Matt Mackall mpm at selenic.com
Wed Feb 29 13:10:26 CST 2012


On Wed, 2012-02-29 at 10:54 +0200, Idan Kamara wrote:
> On Wed, Feb 29, 2012 at 2:20 AM, Matt Mackall <mpm at selenic.com> wrote:
> 
> > On Wed, 2012-02-29 at 01:40 +0200, Idan Kamara wrote:
> > > On Wed, Feb 29, 2012 at 12:59 AM, Matt Mackall <mpm at selenic.com> wrote:
> >
> > > > Making this work cleanly is a simple matter of localizing the
> > > > path-joining logic to a single method that the derived class overrides:
> > > >
> > > > class storecache(scmutil.filecache):
> > > >    def join(self, obj, fname):
> > > >        return obj.sjoin(fname)
> > >
> > >
> > > I guess that's better, except it forces all clients of such classes
> > > to name their join function the same.
> >
> > No, because this entire class is now specifically tailored for caching
> > store files for localrepo methods (note the 'sjoin').

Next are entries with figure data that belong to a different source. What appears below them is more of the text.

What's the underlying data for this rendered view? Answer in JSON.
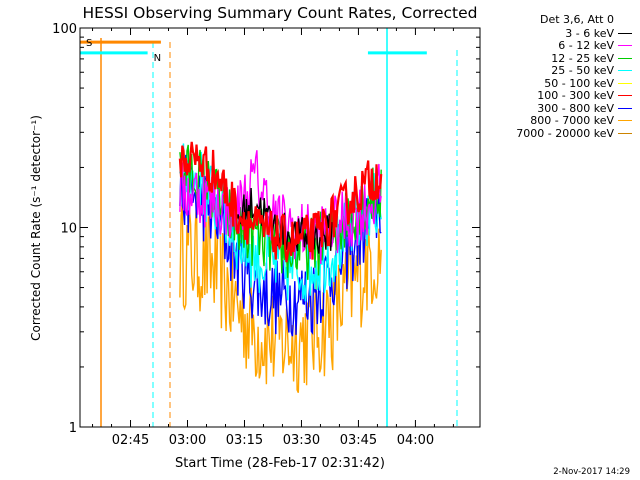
{
  "chart_data": {
    "type": "line",
    "title": "HESSI Observing Summary Count Rates, Corrected",
    "xlabel": "Start Time (28-Feb-17 02:31:42)",
    "ylabel": "Corrected Count Rate (s⁻¹ detector⁻¹)",
    "yscale": "log",
    "ylim": [
      1,
      100
    ],
    "xlim": [
      "02:31:42",
      "04:17:00"
    ],
    "x_ticks": [
      "02:45",
      "03:00",
      "03:15",
      "03:30",
      "03:45",
      "04:00"
    ],
    "y_ticks": [
      "1",
      "10",
      "100"
    ],
    "grid": false,
    "legend_title": "Det 3,6, Att 0",
    "legend_position": "right",
    "x": [
      "02:58",
      "03:03",
      "03:08",
      "03:13",
      "03:18",
      "03:23",
      "03:28",
      "03:33",
      "03:38",
      "03:43",
      "03:48",
      "03:51"
    ],
    "series": [
      {
        "name": "3 - 6 keV",
        "color": "#000000",
        "values": [
          null,
          null,
          null,
          11,
          13.5,
          10,
          9,
          9,
          9.5,
          null,
          null,
          null
        ]
      },
      {
        "name": "6 - 12 keV",
        "color": "#ff00ff",
        "values": [
          15,
          15,
          13,
          12,
          18,
          11,
          10,
          9,
          10,
          11,
          13,
          15
        ]
      },
      {
        "name": "12 - 25 keV",
        "color": "#00cc00",
        "values": [
          19,
          18,
          14,
          10,
          9,
          8,
          7.5,
          8,
          9,
          12,
          14,
          15
        ]
      },
      {
        "name": "25 - 50 keV",
        "color": "#00ffff",
        "values": [
          18,
          17,
          13,
          9,
          7,
          6.5,
          6,
          6.5,
          7.5,
          10,
          12,
          14
        ]
      },
      {
        "name": "50 - 100 keV",
        "color": "#ffff00",
        "values": [
          null,
          null,
          null,
          null,
          null,
          null,
          null,
          null,
          null,
          null,
          null,
          null
        ]
      },
      {
        "name": "100 - 300 keV",
        "color": "#ff0000",
        "values": [
          22,
          22,
          18,
          12,
          10,
          9,
          8.5,
          9,
          11,
          14,
          17,
          19
        ]
      },
      {
        "name": "300 - 800 keV",
        "color": "#0000ff",
        "values": [
          15,
          14,
          11,
          7,
          5,
          4.5,
          4.5,
          4.5,
          6,
          8,
          11,
          13
        ]
      },
      {
        "name": "800 - 7000 keV",
        "color": "#ffa500",
        "values": [
          7.5,
          7,
          6,
          4,
          3,
          2.7,
          2.7,
          3,
          3.5,
          5,
          7,
          7.5
        ]
      },
      {
        "name": "7000 - 20000 keV",
        "color": "#cc8400",
        "values": [
          null,
          null,
          null,
          null,
          null,
          null,
          null,
          null,
          null,
          null,
          null,
          null
        ]
      }
    ],
    "annotations": [
      {
        "label": "S",
        "color": "#ff8800",
        "x_start": "02:31:42",
        "x_end": "02:53:00",
        "y": 85,
        "style": "bar"
      },
      {
        "label": "N",
        "color": "#00ffff",
        "x_start": "02:31:42",
        "x_end": "02:49:30",
        "y": 75,
        "style": "bar"
      },
      {
        "label": "",
        "color": "#00ffff",
        "x_start": "03:47:30",
        "x_end": "04:03:00",
        "y": 75,
        "style": "bar"
      }
    ]
  },
  "timestamp": "2-Nov-2017 14:29"
}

The class is
> > tailored to the client, the client just needs to use the appropriate
> > class.
> 
> 
> localrepo and dirstate both need a cache for repo files, so now we have
> two 'repocache' classes, one for localrepo's 'join' and another that uses
> whatever dirstate calls its repo-relative join function?

Yes.

> Unless I misunderstand what you mean here, I don't see how this is
> less yucky than my original suggestion.

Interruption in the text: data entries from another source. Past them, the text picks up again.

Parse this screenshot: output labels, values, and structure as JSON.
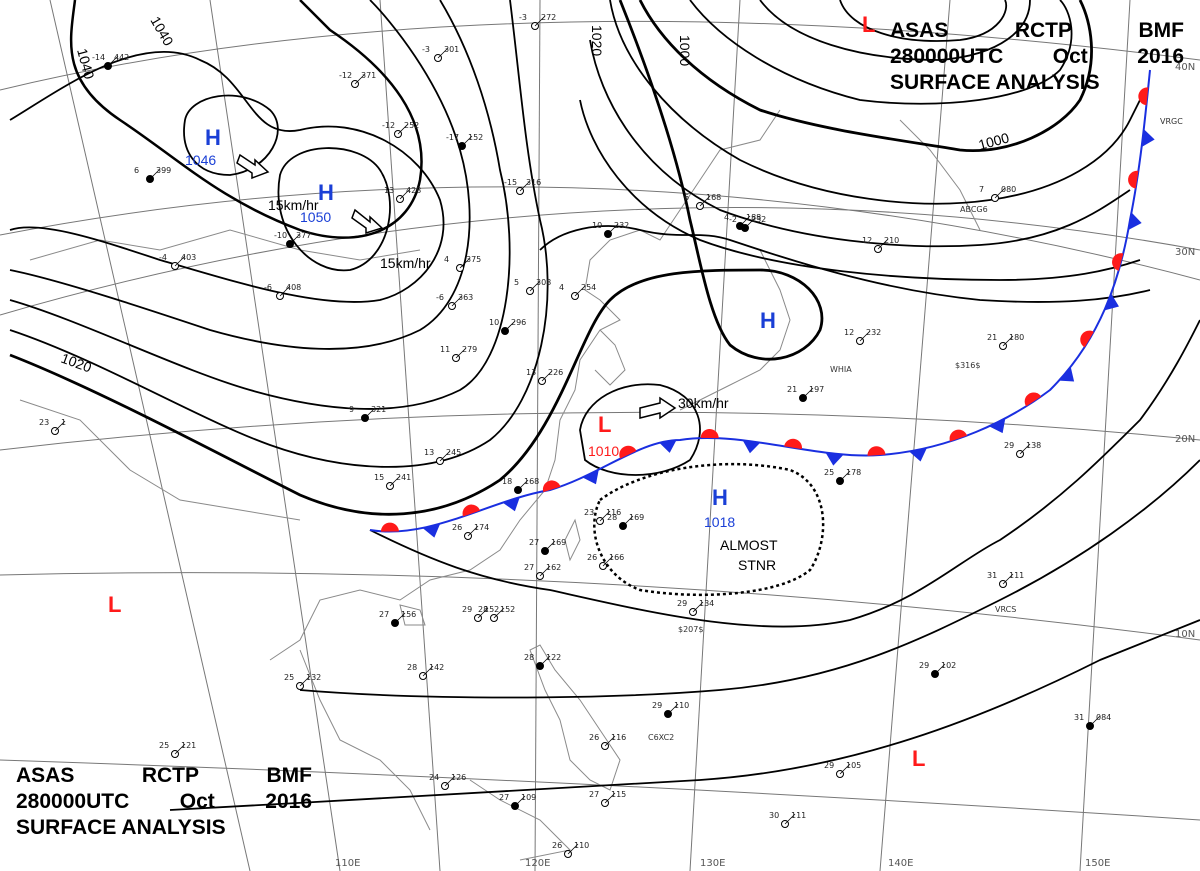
{
  "header": {
    "line1": [
      "ASAS",
      "RCTP",
      "BMF"
    ],
    "line2": [
      "280000UTC",
      "Oct",
      "2016"
    ],
    "line3": "SURFACE ANALYSIS"
  },
  "colors": {
    "high": "#1a3fd6",
    "low": "#ff1a1a",
    "isobar": "#000000",
    "warm_front": "#ff1a1a",
    "cold_front": "#1a2fe0",
    "coast": "#888888",
    "grid": "#777777"
  },
  "pressure_systems": [
    {
      "type": "H",
      "value": "1046"
    },
    {
      "type": "H",
      "value": "1050"
    },
    {
      "type": "H",
      "value": ""
    },
    {
      "type": "H",
      "value": "1018"
    },
    {
      "type": "L",
      "value": "1010"
    },
    {
      "type": "L",
      "value": ""
    },
    {
      "type": "L",
      "value": ""
    },
    {
      "type": "L",
      "value": ""
    }
  ],
  "isobar_labels": [
    "1040",
    "1040",
    "1020",
    "1000",
    "1000",
    "1020"
  ],
  "motion_labels": [
    "15km/hr",
    "15km/hr",
    "30km/hr"
  ],
  "annotation": [
    "ALMOST",
    "STNR"
  ],
  "latitude_labels": [
    "40N",
    "30N",
    "20N",
    "10N"
  ],
  "longitude_labels": [
    "110E",
    "120E",
    "130E",
    "140E",
    "150E"
  ],
  "stations": [
    [
      "-14",
      "442"
    ],
    [
      "-12",
      "371"
    ],
    [
      "-12",
      "252"
    ],
    [
      "-17",
      "152"
    ],
    [
      "-15",
      "316"
    ],
    [
      "13",
      "428"
    ],
    [
      "6",
      "399"
    ],
    [
      "-4",
      "403"
    ],
    [
      "-6",
      "408"
    ],
    [
      "-10",
      "377"
    ],
    [
      "-6",
      "363"
    ],
    [
      "4",
      "375"
    ],
    [
      "10",
      "296"
    ],
    [
      "11",
      "279"
    ],
    [
      "13",
      "226"
    ],
    [
      "9",
      "321"
    ],
    [
      "13",
      "245"
    ],
    [
      "15",
      "241"
    ],
    [
      "10",
      "232"
    ],
    [
      "4",
      "254"
    ],
    [
      "5",
      "308"
    ],
    [
      "-2",
      "232"
    ],
    [
      "-3",
      "272"
    ],
    [
      "-3",
      "301"
    ],
    [
      "18",
      "168"
    ],
    [
      "26",
      "174"
    ],
    [
      "23",
      "116"
    ],
    [
      "27",
      "169"
    ],
    [
      "27",
      "162"
    ],
    [
      "26",
      "166"
    ],
    [
      "28",
      "169"
    ],
    [
      "28",
      "152"
    ],
    [
      "29",
      "152"
    ],
    [
      "27",
      "156"
    ],
    [
      "28",
      "142"
    ],
    [
      "25",
      "132"
    ],
    [
      "28",
      "122"
    ],
    [
      "25",
      "121"
    ],
    [
      "24",
      "126"
    ],
    [
      "27",
      "109"
    ],
    [
      "26",
      "110"
    ],
    [
      "27",
      "115"
    ],
    [
      "29",
      "110"
    ],
    [
      "26",
      "116"
    ],
    [
      "29",
      "134"
    ],
    [
      "29",
      "102"
    ],
    [
      "29",
      "105"
    ],
    [
      "30",
      "111"
    ],
    [
      "31",
      "084"
    ],
    [
      "31",
      "111"
    ],
    [
      "29",
      "138"
    ],
    [
      "25",
      "178"
    ],
    [
      "21",
      "180"
    ],
    [
      "12",
      "232"
    ],
    [
      "21",
      "197"
    ],
    [
      "12",
      "210"
    ],
    [
      "7",
      "080"
    ],
    [
      "4",
      "188"
    ],
    [
      "6",
      "168"
    ],
    [
      "23",
      "1"
    ]
  ],
  "ship_ids": [
    "ABCG6",
    "WHIA",
    "VRCS",
    "VRGC",
    "C6XC2",
    "$207$",
    "$316$"
  ]
}
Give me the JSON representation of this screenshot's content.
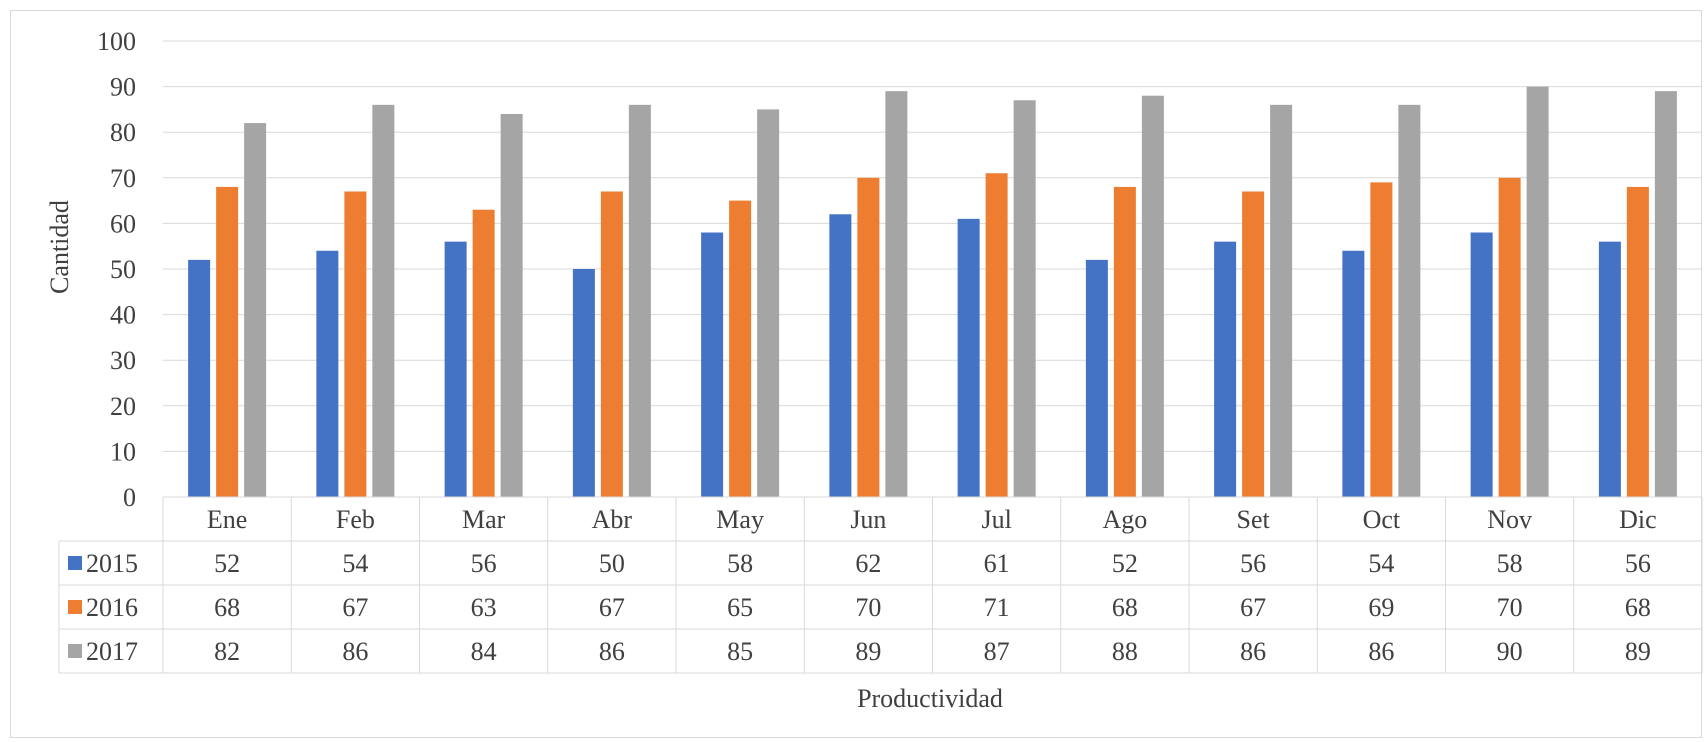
{
  "chart_data": {
    "type": "bar",
    "title": "",
    "xlabel": "Productividad",
    "ylabel": "Cantidad",
    "ylim": [
      0,
      100
    ],
    "yticks": [
      0,
      10,
      20,
      30,
      40,
      50,
      60,
      70,
      80,
      90,
      100
    ],
    "grid": true,
    "legend": "data-table",
    "categories": [
      "Ene",
      "Feb",
      "Mar",
      "Abr",
      "May",
      "Jun",
      "Jul",
      "Ago",
      "Set",
      "Oct",
      "Nov",
      "Dic"
    ],
    "series": [
      {
        "name": "2015",
        "color": "#4472c4",
        "values": [
          52,
          54,
          56,
          50,
          58,
          62,
          61,
          52,
          56,
          54,
          58,
          56
        ]
      },
      {
        "name": "2016",
        "color": "#ed7d31",
        "values": [
          68,
          67,
          63,
          67,
          65,
          70,
          71,
          68,
          67,
          69,
          70,
          68
        ]
      },
      {
        "name": "2017",
        "color": "#a5a5a5",
        "values": [
          82,
          86,
          84,
          86,
          85,
          89,
          87,
          88,
          86,
          86,
          90,
          89
        ]
      }
    ]
  }
}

If you don't already see that passing around pointers to functions as
strings is hacky in the extreme, I really don't know what to tell you.

The only other place we pass around function names by string is
extensions.wrapfunction, which is inherently introspective[1]. I expect
you'll have a hard time finding anywhere else this is done in the Python
library.

[1] Though we could try to map a symbol back to its string name by
walking the container dictionary, that's unreliable since it may not be
1:1.

-- 
Mathematics is the supreme nostalgia of our time.